Il est des lieux où l’esprit peut parfois encore souffler, où transparaît l’indéfinissable : un air particulier, une végétation qui parle on ne sait comment, une roche dont la forme évoque un visage, une figure animale et même parfois des mots. D’autres fois ce sont des passages où le temps paraît s’arrêter. Une attirance toute particulière nous conduit vers ces endroits, sans doute par un besoin de contrebalancer le rythme trépident de notre vie moderne. Mais ce n’est certainement pas la seule raison. Ces sites sont aussi porteurs d’un regard collectif très ancien : légendes, histoires insensées, fabuleuses, lieux de culte ou lieux craints. Ce sera par exemple une petite source de montagne aux vertus curatives, le souvenir du passage d’une prêtresse celte ou bien encore la présence d’un ermite. Ces lieux empruntent des noms évocateurs : « Hexen », « Hasel », « Diable », « Fée » ou encore «Sorcière ». Tout bon chrétien devait les fuir puisqu’ils étaient aussi ceux qui les détournaient des églises. Mais ces véritables « temples végétaux », non domptés, que sont les forêts ont été aussi christianisés, non pas récupérés
mais réinvestis.

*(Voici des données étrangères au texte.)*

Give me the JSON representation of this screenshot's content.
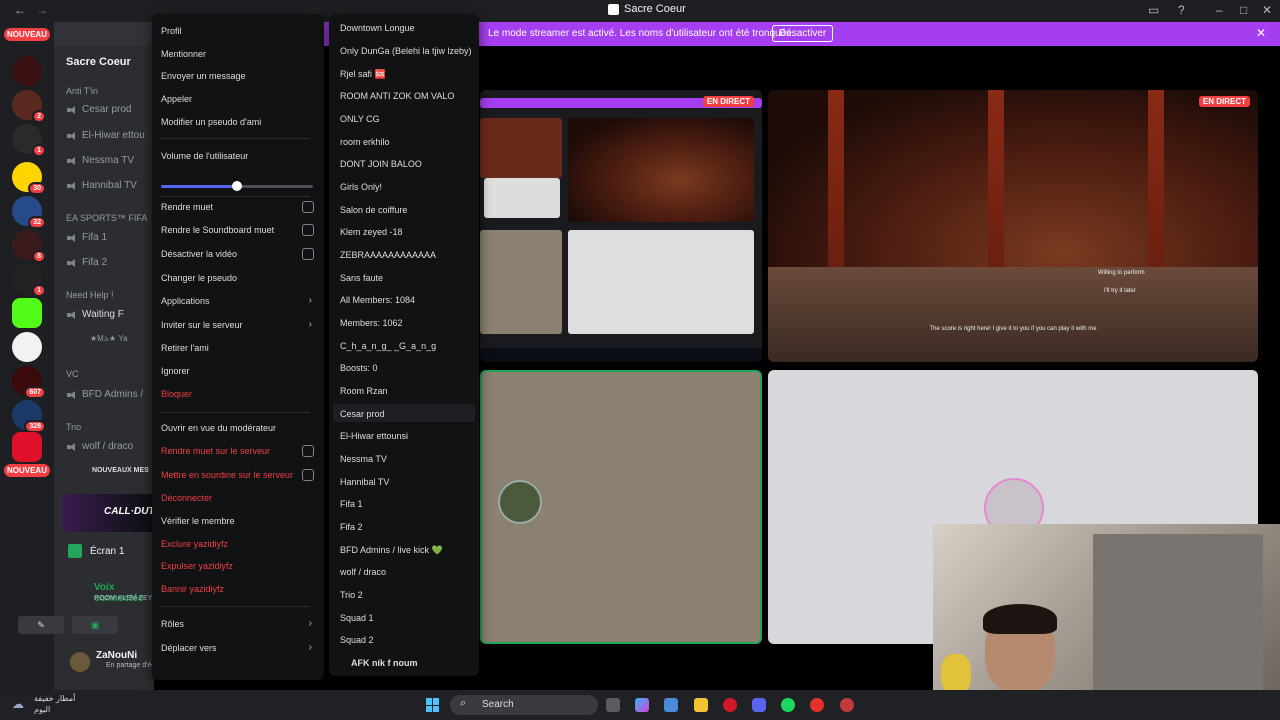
{
  "window": {
    "title": "Sacre Coeur"
  },
  "banner": {
    "text": "Le mode streamer est activé. Les noms d'utilisateur ont été tronqués.",
    "button": "Désactiver"
  },
  "rail": {
    "nouveau_top": "NOUVEAU",
    "nouveau_bottom": "NOUVEAU",
    "badges": [
      "2",
      "3",
      "1",
      "2",
      "30",
      "32",
      "8",
      "1",
      "607",
      "328"
    ]
  },
  "sidebar": {
    "server_name": "Sacre Coeur",
    "categories": [
      "Anti T'in",
      "EA SPORTS™ FIFA",
      "Need Help !",
      "VC",
      "Trio"
    ],
    "channels": [
      "Cesar prod",
      "El-Hiwar ettou",
      "Nessma TV",
      "Hannibal TV",
      "Fifa 1",
      "Fifa 2",
      "Waiting F",
      "BFD Admins /",
      "wolf / draco"
    ],
    "member": "★M৯★ Ya",
    "new_messages": "NOUVEAUX MES",
    "game_banner": "CALL·DUTY.",
    "screen_share": "Écran 1",
    "voice_status": "Voix connectée",
    "voice_channel": "ROOM KLEM ZEYED / Sacre Co",
    "user_name": "ZaNouNi",
    "user_status": "En partage d'écran"
  },
  "user_menu": {
    "items_top": [
      "Profil",
      "Mentionner",
      "Envoyer un message",
      "Appeler",
      "Modifier un pseudo d'ami"
    ],
    "volume_label": "Volume de l'utilisateur",
    "volume_level": 0.5,
    "toggles": [
      "Rendre muet",
      "Rendre le Soundboard muet",
      "Désactiver la vidéo"
    ],
    "items_mid": [
      "Changer le pseudo",
      "Applications",
      "Inviter sur le serveur",
      "Retirer l'ami",
      "Ignorer",
      "Bloquer"
    ],
    "items_mod": [
      "Ouvrir en vue du modérateur",
      "Rendre muet sur le serveur",
      "Mettre en sourdine sur le serveur",
      "Déconnecter",
      "Vérifier le membre",
      "Exclure yazidiyfz",
      "Expulser yazidiyfz",
      "Bannir yazidiyfz"
    ],
    "items_bottom": [
      "Rôles",
      "Déplacer vers"
    ]
  },
  "move_menu": {
    "channels": [
      "Downtown Longue",
      "Only DunGa (Belehi la tjiw lzeby)",
      "Rjel safi 🆘",
      "ROOM ANTI ZOK OM VALO",
      "ONLY CG",
      "room erkhilo",
      "DONT JOIN BALOO",
      "Girls Only!",
      "Salon de coiffure",
      "Klem zeyed -18",
      "ZEBRAAAAAAAAAAAA",
      "Sans faute",
      "All Members: 1084",
      "Members: 1062",
      "C_h_a_n_g_ _G_a_n_g",
      "Boosts: 0",
      "Room Rzan",
      "Cesar prod",
      "El-Hiwar ettounsi",
      "Nessma TV",
      "Hannibal TV",
      "Fifa 1",
      "Fifa 2",
      "BFD Admins / live kick 💚",
      "wolf / draco",
      "Trio 2",
      "Squad 1",
      "Squad 2",
      "AFK nik f noum"
    ]
  },
  "stage": {
    "live_label": "EN DIRECT",
    "game_caption_1": "The score is right here! I give it to you if you can play it with me",
    "game_option_1": "Willing to perform",
    "game_option_2": "I'll try it later"
  },
  "taskbar": {
    "search": "Search",
    "weather_line1": "أمطار خفيفة",
    "weather_line2": "اليوم"
  },
  "colors": {
    "accent": "#5865f2",
    "streamer": "#a43ef0",
    "danger": "#f23f43",
    "online": "#23a55a"
  }
}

Dans la continuité, derrière les vieux dieux germains ou celtiques, se sont « greffés » les saints catholiques, Michel, Odile, Léon ou Martin, dont les actes extraordinaires alimentent la culture régionale.
Cet important foyer de sites alsaciens et lorrains, certains très connus et fréquentés, d’autres plus secrets, aura été et reste encore le terrain privilégié de mes balades photographiques depuis vingt ans. Ces endroits ne s’abordent pas dans le bruit, ils s’apprivoisent dans le chuchotement et le respect.
Le murmure, son ou souffle à peine perceptible, est relié à la légende des géants. Des combats colossaux se déroulèrent dans les sommets. Géants du Taennchel, du Nideck, rochers Géants du Mont Sainte-Odile ou autres titans: ces êtres anciens et antédiluviens, désormais endormis, émettent parfois comme un écho de leurs vacarmes passés. C’est ceque j’appelle, dans une apparente contradiction, le murmure des géants : fragilité et puissance, paix et chaos, à l’image de ces rochers granitiques ou gréseux qui, du Nord au Sud, forment une présence dans le paysage, inquiétante ou bienveillante.
Les sources, les fontaines, les ruisseaux, les lacs, les végétaux et les arbres ainsi que les constructions humaines participent tous de ce même mouvement.
D’ailleurs chez Tolkien, le mot Ent désigne les vieux arbres et signifie aussi géant en vieil anglais.
Près de chez nous, dans ces sommets hauts, dans ces vallées douces, réside un pays ancien qui ne demande qu’à être révélé. Ce livre se veut plus qu’un recueil de photographies, il propose aussi un cheminement à travers des textes d’horizons et d’univers différents qui font échos, et réciproquement, aux images, comme un parcours visuel et méditatif.